NOV 11, 2016 6:28 PM PST

New Players Revealed in Tularemia Virulence

WRITTEN BY: Carmen Leitch
According to the Centers for Disease Control (CDC), the bacterium Francisella tularensis is highly infectious, and can sicken a variety of animals including rabbits, rodents and humans. It is transmitted by deer tick but can also spread in other ways, including through the handling of infected animal tissue or contact with contaminated soil and water. Infection with the pathogen results in the disease tularemia, also known as rabbit fever. It is treatable with antibiotics but has caused fatalities. In a report published in Cell Host & Microbe, scientists reveal more about Francisella. Learn more about the disease in the following video from the National Institute of Allergy and Infectious Diseases.
 

 
"Francisella tularensis is very pathogenic. Disease can occur even when fewer than 10 bacteria get introduced into the lungs. We don't study the human pathogenic bacterium in our lab, but use a less pathogenic surrogate called Francisella novicida," explained Dr. Aria Eshraghi, a postdoctoral fellow in the Department of Microbiology at the University of Washington School of Medicine.
 
Although the disease has been studied extensively, very little is known about it.
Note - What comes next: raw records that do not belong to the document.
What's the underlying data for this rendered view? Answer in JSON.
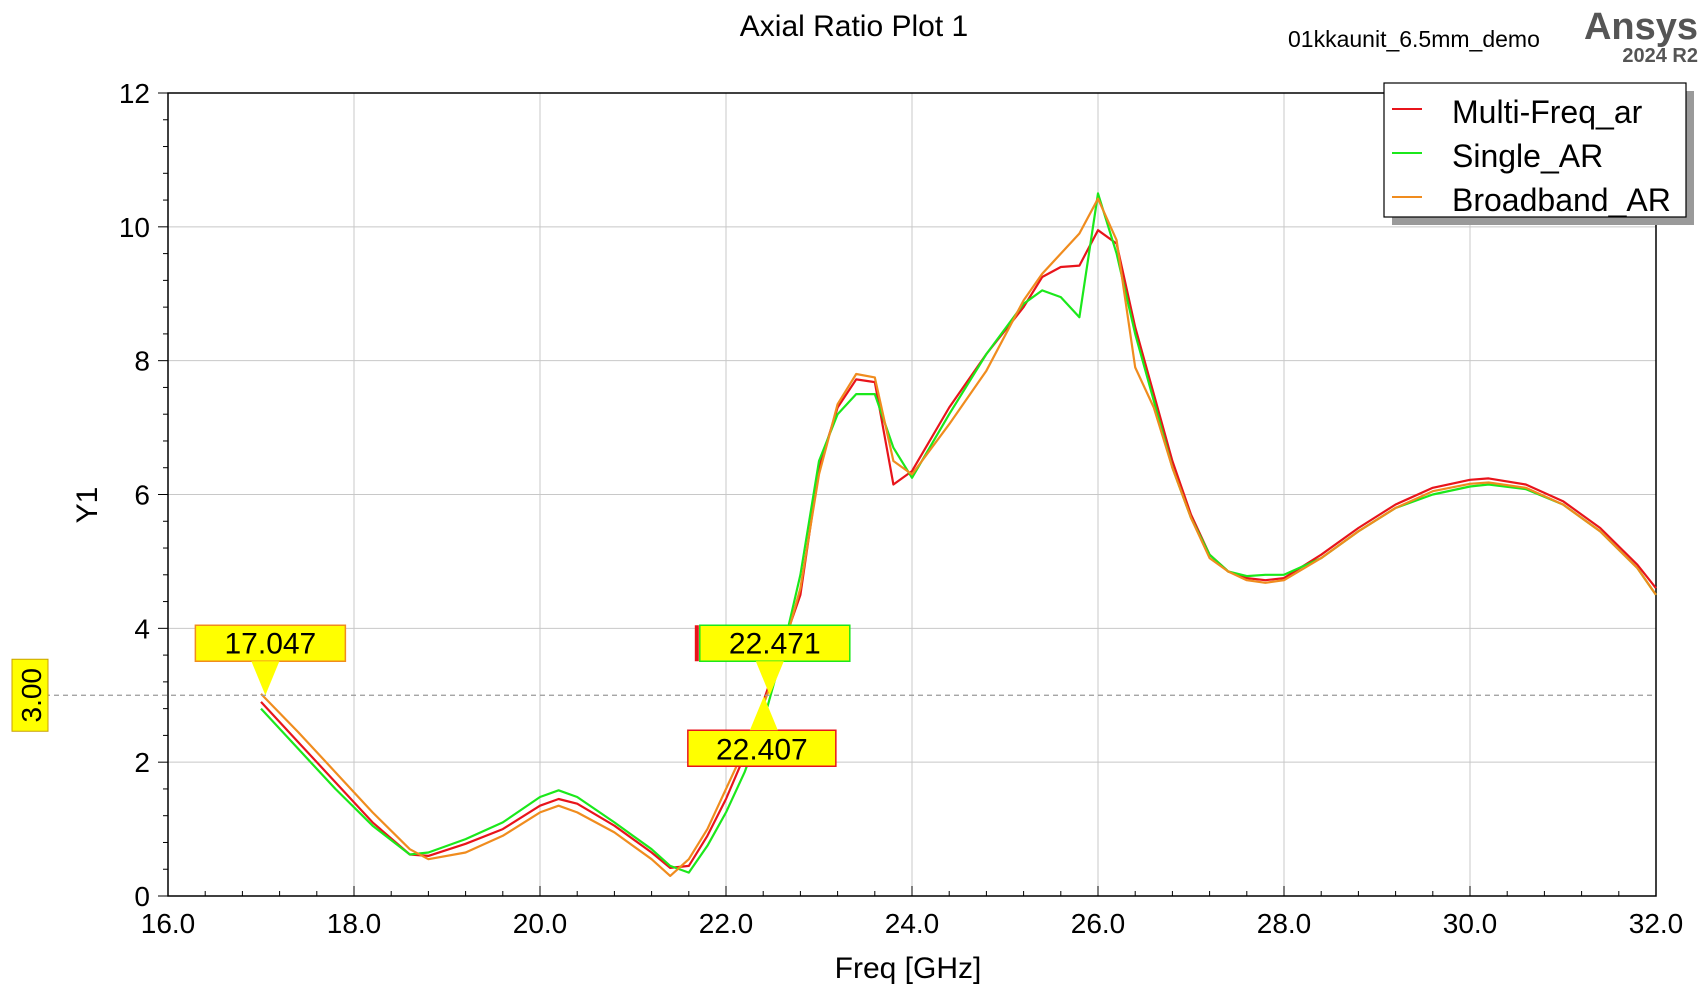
{
  "header": {
    "title": "Axial Ratio Plot 1",
    "project": "01kkaunit_6.5mm_demo",
    "brand": "Ansys",
    "version": "2024 R2"
  },
  "colors": {
    "multi": "#e8141b",
    "single": "#1be81b",
    "broadband": "#f08c1e",
    "marker_fill": "#ffff00",
    "grid": "#c8c8c8",
    "ref_line": "#9a9a9a"
  },
  "chart_data": {
    "type": "line",
    "title": "Axial Ratio Plot 1",
    "xlabel": "Freq [GHz]",
    "ylabel": "Y1",
    "xlim": [
      16,
      32
    ],
    "ylim": [
      0,
      12
    ],
    "xticks": [
      16,
      18,
      20,
      22,
      24,
      26,
      28,
      30,
      32
    ],
    "xtick_labels": [
      "16.0",
      "18.0",
      "20.0",
      "22.0",
      "24.0",
      "26.0",
      "28.0",
      "30.0",
      "32.0"
    ],
    "yticks": [
      0,
      2,
      4,
      6,
      8,
      10,
      12
    ],
    "ytick_labels": [
      "0",
      "2",
      "4",
      "6",
      "8",
      "10",
      "12"
    ],
    "grid": true,
    "legend_position": "top-right",
    "reference_line": {
      "y": 3.0,
      "label": "3.00"
    },
    "markers": [
      {
        "label": "17.047",
        "x": 17.047,
        "y": 3.0,
        "color": "orange",
        "side": "above"
      },
      {
        "label": "22.471",
        "x": 22.471,
        "y": 3.0,
        "color": "green",
        "side": "above"
      },
      {
        "label": "22.407",
        "x": 22.407,
        "y": 3.0,
        "color": "red",
        "side": "below"
      }
    ],
    "series": [
      {
        "name": "Multi-Freq_ar",
        "color": "#e8141b",
        "points": [
          [
            17.0,
            2.9
          ],
          [
            17.4,
            2.3
          ],
          [
            17.8,
            1.7
          ],
          [
            18.2,
            1.1
          ],
          [
            18.6,
            0.62
          ],
          [
            18.8,
            0.6
          ],
          [
            19.2,
            0.78
          ],
          [
            19.6,
            1.0
          ],
          [
            20.0,
            1.35
          ],
          [
            20.2,
            1.45
          ],
          [
            20.4,
            1.38
          ],
          [
            20.8,
            1.05
          ],
          [
            21.2,
            0.65
          ],
          [
            21.4,
            0.42
          ],
          [
            21.6,
            0.45
          ],
          [
            21.8,
            0.9
          ],
          [
            22.0,
            1.45
          ],
          [
            22.2,
            2.1
          ],
          [
            22.4,
            2.9
          ],
          [
            22.6,
            3.7
          ],
          [
            22.8,
            4.5
          ],
          [
            23.0,
            6.4
          ],
          [
            23.2,
            7.3
          ],
          [
            23.4,
            7.72
          ],
          [
            23.6,
            7.68
          ],
          [
            23.8,
            6.15
          ],
          [
            24.0,
            6.35
          ],
          [
            24.4,
            7.3
          ],
          [
            24.8,
            8.1
          ],
          [
            25.2,
            8.8
          ],
          [
            25.4,
            9.25
          ],
          [
            25.6,
            9.4
          ],
          [
            25.8,
            9.42
          ],
          [
            26.0,
            9.95
          ],
          [
            26.2,
            9.75
          ],
          [
            26.4,
            8.5
          ],
          [
            26.6,
            7.5
          ],
          [
            26.8,
            6.5
          ],
          [
            27.0,
            5.7
          ],
          [
            27.2,
            5.1
          ],
          [
            27.4,
            4.85
          ],
          [
            27.6,
            4.75
          ],
          [
            27.8,
            4.72
          ],
          [
            28.0,
            4.75
          ],
          [
            28.4,
            5.1
          ],
          [
            28.8,
            5.5
          ],
          [
            29.2,
            5.85
          ],
          [
            29.6,
            6.1
          ],
          [
            30.0,
            6.22
          ],
          [
            30.2,
            6.24
          ],
          [
            30.6,
            6.15
          ],
          [
            31.0,
            5.9
          ],
          [
            31.4,
            5.5
          ],
          [
            31.8,
            4.95
          ],
          [
            32.0,
            4.6
          ]
        ]
      },
      {
        "name": "Single_AR",
        "color": "#1be81b",
        "points": [
          [
            17.0,
            2.8
          ],
          [
            17.4,
            2.2
          ],
          [
            17.8,
            1.6
          ],
          [
            18.2,
            1.05
          ],
          [
            18.6,
            0.62
          ],
          [
            18.8,
            0.65
          ],
          [
            19.2,
            0.85
          ],
          [
            19.6,
            1.1
          ],
          [
            20.0,
            1.48
          ],
          [
            20.2,
            1.58
          ],
          [
            20.4,
            1.48
          ],
          [
            20.8,
            1.1
          ],
          [
            21.2,
            0.7
          ],
          [
            21.4,
            0.45
          ],
          [
            21.6,
            0.35
          ],
          [
            21.8,
            0.75
          ],
          [
            22.0,
            1.25
          ],
          [
            22.2,
            1.85
          ],
          [
            22.4,
            2.6
          ],
          [
            22.6,
            3.6
          ],
          [
            22.8,
            4.8
          ],
          [
            23.0,
            6.5
          ],
          [
            23.2,
            7.2
          ],
          [
            23.4,
            7.5
          ],
          [
            23.6,
            7.5
          ],
          [
            23.8,
            6.7
          ],
          [
            24.0,
            6.25
          ],
          [
            24.4,
            7.2
          ],
          [
            24.8,
            8.1
          ],
          [
            25.2,
            8.85
          ],
          [
            25.4,
            9.05
          ],
          [
            25.6,
            8.95
          ],
          [
            25.8,
            8.65
          ],
          [
            26.0,
            10.5
          ],
          [
            26.2,
            9.6
          ],
          [
            26.4,
            8.4
          ],
          [
            26.6,
            7.4
          ],
          [
            26.8,
            6.4
          ],
          [
            27.0,
            5.65
          ],
          [
            27.2,
            5.1
          ],
          [
            27.4,
            4.85
          ],
          [
            27.6,
            4.78
          ],
          [
            27.8,
            4.8
          ],
          [
            28.0,
            4.8
          ],
          [
            28.4,
            5.05
          ],
          [
            28.8,
            5.45
          ],
          [
            29.2,
            5.8
          ],
          [
            29.6,
            6.0
          ],
          [
            30.0,
            6.12
          ],
          [
            30.2,
            6.15
          ],
          [
            30.6,
            6.08
          ],
          [
            31.0,
            5.85
          ],
          [
            31.4,
            5.45
          ],
          [
            31.8,
            4.9
          ],
          [
            32.0,
            4.5
          ]
        ]
      },
      {
        "name": "Broadband_AR",
        "color": "#f08c1e",
        "points": [
          [
            17.0,
            3.02
          ],
          [
            17.4,
            2.45
          ],
          [
            17.8,
            1.85
          ],
          [
            18.2,
            1.25
          ],
          [
            18.6,
            0.7
          ],
          [
            18.8,
            0.55
          ],
          [
            19.2,
            0.65
          ],
          [
            19.6,
            0.9
          ],
          [
            20.0,
            1.25
          ],
          [
            20.2,
            1.35
          ],
          [
            20.4,
            1.25
          ],
          [
            20.8,
            0.95
          ],
          [
            21.2,
            0.55
          ],
          [
            21.4,
            0.3
          ],
          [
            21.6,
            0.55
          ],
          [
            21.8,
            1.0
          ],
          [
            22.0,
            1.6
          ],
          [
            22.2,
            2.2
          ],
          [
            22.4,
            2.85
          ],
          [
            22.6,
            3.6
          ],
          [
            22.8,
            4.6
          ],
          [
            23.0,
            6.3
          ],
          [
            23.2,
            7.35
          ],
          [
            23.4,
            7.8
          ],
          [
            23.6,
            7.75
          ],
          [
            23.8,
            6.5
          ],
          [
            24.0,
            6.3
          ],
          [
            24.4,
            7.05
          ],
          [
            24.8,
            7.85
          ],
          [
            25.2,
            8.9
          ],
          [
            25.4,
            9.3
          ],
          [
            25.6,
            9.6
          ],
          [
            25.8,
            9.9
          ],
          [
            26.0,
            10.42
          ],
          [
            26.2,
            9.8
          ],
          [
            26.4,
            7.9
          ],
          [
            26.6,
            7.3
          ],
          [
            26.8,
            6.4
          ],
          [
            27.0,
            5.65
          ],
          [
            27.2,
            5.05
          ],
          [
            27.4,
            4.85
          ],
          [
            27.6,
            4.72
          ],
          [
            27.8,
            4.68
          ],
          [
            28.0,
            4.72
          ],
          [
            28.4,
            5.05
          ],
          [
            28.8,
            5.45
          ],
          [
            29.2,
            5.8
          ],
          [
            29.6,
            6.05
          ],
          [
            30.0,
            6.16
          ],
          [
            30.2,
            6.18
          ],
          [
            30.6,
            6.1
          ],
          [
            31.0,
            5.85
          ],
          [
            31.4,
            5.45
          ],
          [
            31.8,
            4.9
          ],
          [
            32.0,
            4.5
          ]
        ]
      }
    ]
  }
}
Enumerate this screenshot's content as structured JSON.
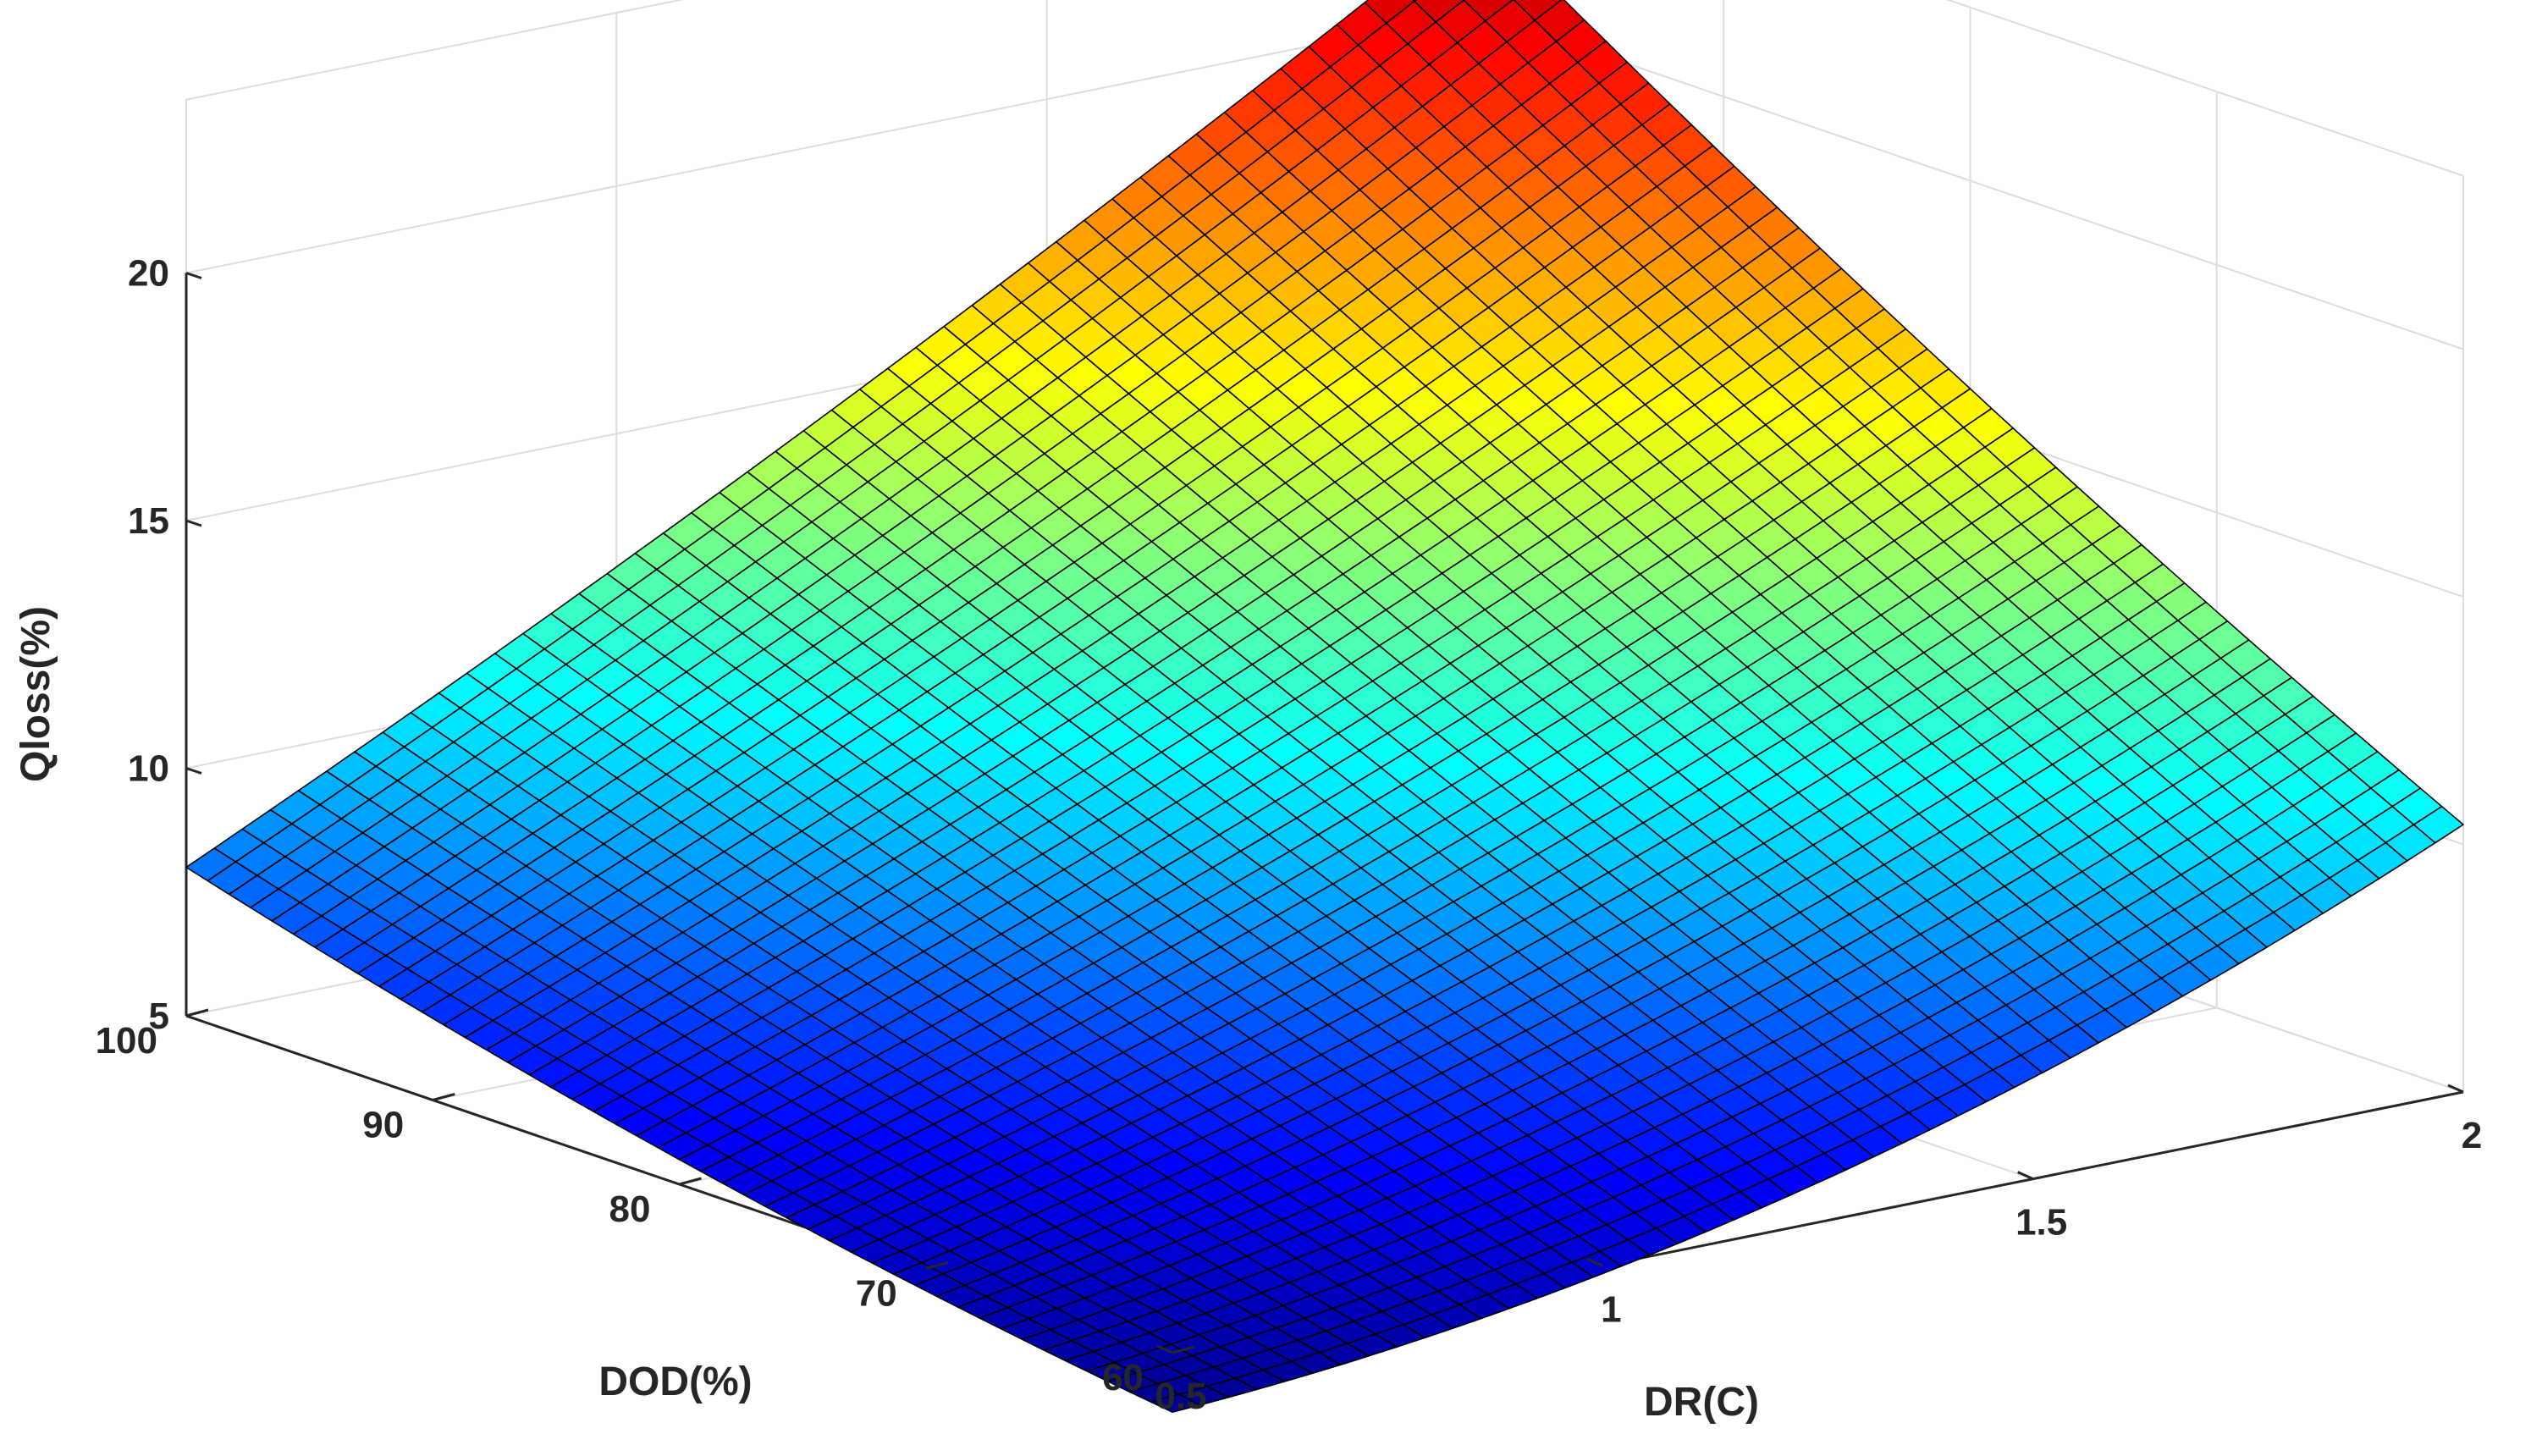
{
  "chart_data": {
    "type": "surface",
    "colormap": "jet",
    "grid": true,
    "xlabel": "DR(C)",
    "ylabel": "DOD(%)",
    "zlabel": "Qloss(%)",
    "x_ticks": [
      "0.5",
      "1",
      "1.5",
      "2"
    ],
    "y_ticks": [
      "60",
      "70",
      "80",
      "90",
      "100"
    ],
    "z_ticks": [
      "5",
      "10",
      "15",
      "20"
    ],
    "xlim": [
      0.5,
      2
    ],
    "ylim": [
      60,
      100
    ],
    "zlim": [
      5,
      20
    ],
    "clim": [
      3.5,
      22.5
    ],
    "grid_size": [
      46,
      46
    ],
    "corners": [
      {
        "x": 0.5,
        "y": 100,
        "z": 8.0
      },
      {
        "x": 0.5,
        "y": 60,
        "z": 3.8
      },
      {
        "x": 2,
        "y": 60,
        "z": 10.4
      },
      {
        "x": 2,
        "y": 100,
        "z": 22.0
      }
    ],
    "edge_midpoints": [
      {
        "x": 1.25,
        "y": 60,
        "z": 5.8
      },
      {
        "x": 2,
        "y": 80,
        "z": 15.8
      },
      {
        "x": 1.25,
        "y": 100,
        "z": 14.6
      },
      {
        "x": 0.5,
        "y": 80,
        "z": 5.5
      }
    ],
    "center": {
      "x": 1.25,
      "y": 80,
      "z": 10.1
    }
  }
}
Because of its severity and pathogenicity, the CDC has classified it as a bioterrorism agent. A scientist who participated in this work, Dr. Brook Peterson, noted that the CDC tracks tularemia cases in the United States.
 
There is a distinctive feature of the genome of the bacterium that has been termed the Francisella Pathogenicity Island. The genes in this region encode for bacterial toxins as well as the delivery system that ferries those toxins into a host, resulting in illness.
 
It had been thought that this area contained all of the toxin genes; the researchers found another set of genes that code for proteins that enhance the infectiousness of the toxins. Some characteristics of these proteins are common to other pathogens, such as the bacterium responsible for Legionnaires’ disease. The role of the proteins seems to be the promotion of Francisella growth inside a macrophage, a cell of the immune system, which functions to ingest and destroy invading pathogens.
 
"Francisella novicida must actively commandeer its host to avoid cellular defenses," noted the investigators.
 
 negative stain electron micrograph of a dense culture of Francisella bacteria. / Credit: Alexandra Walls and Aria Eshraghi
 
Improved technologies enabled the scientists to detect the new proteins that aid in Francisella toxicity. Mass spectrometry with increased sensitivity enabled the detection and quantification of molecules, electron microscopy and fluorescence confocal microscopy gave the researchers a view of the various parts of the toxin transport machinery.
 
"We have discovered some of Francisella's toxins, but still to be determined is how they act on the cells the bacteria infect. That knowledge will be a big advance in our understanding of tularemia," concluded the senior author of the study, Dr. Joseph Mougous, an Associate Professor of Microbiology at the UW School of Medicine.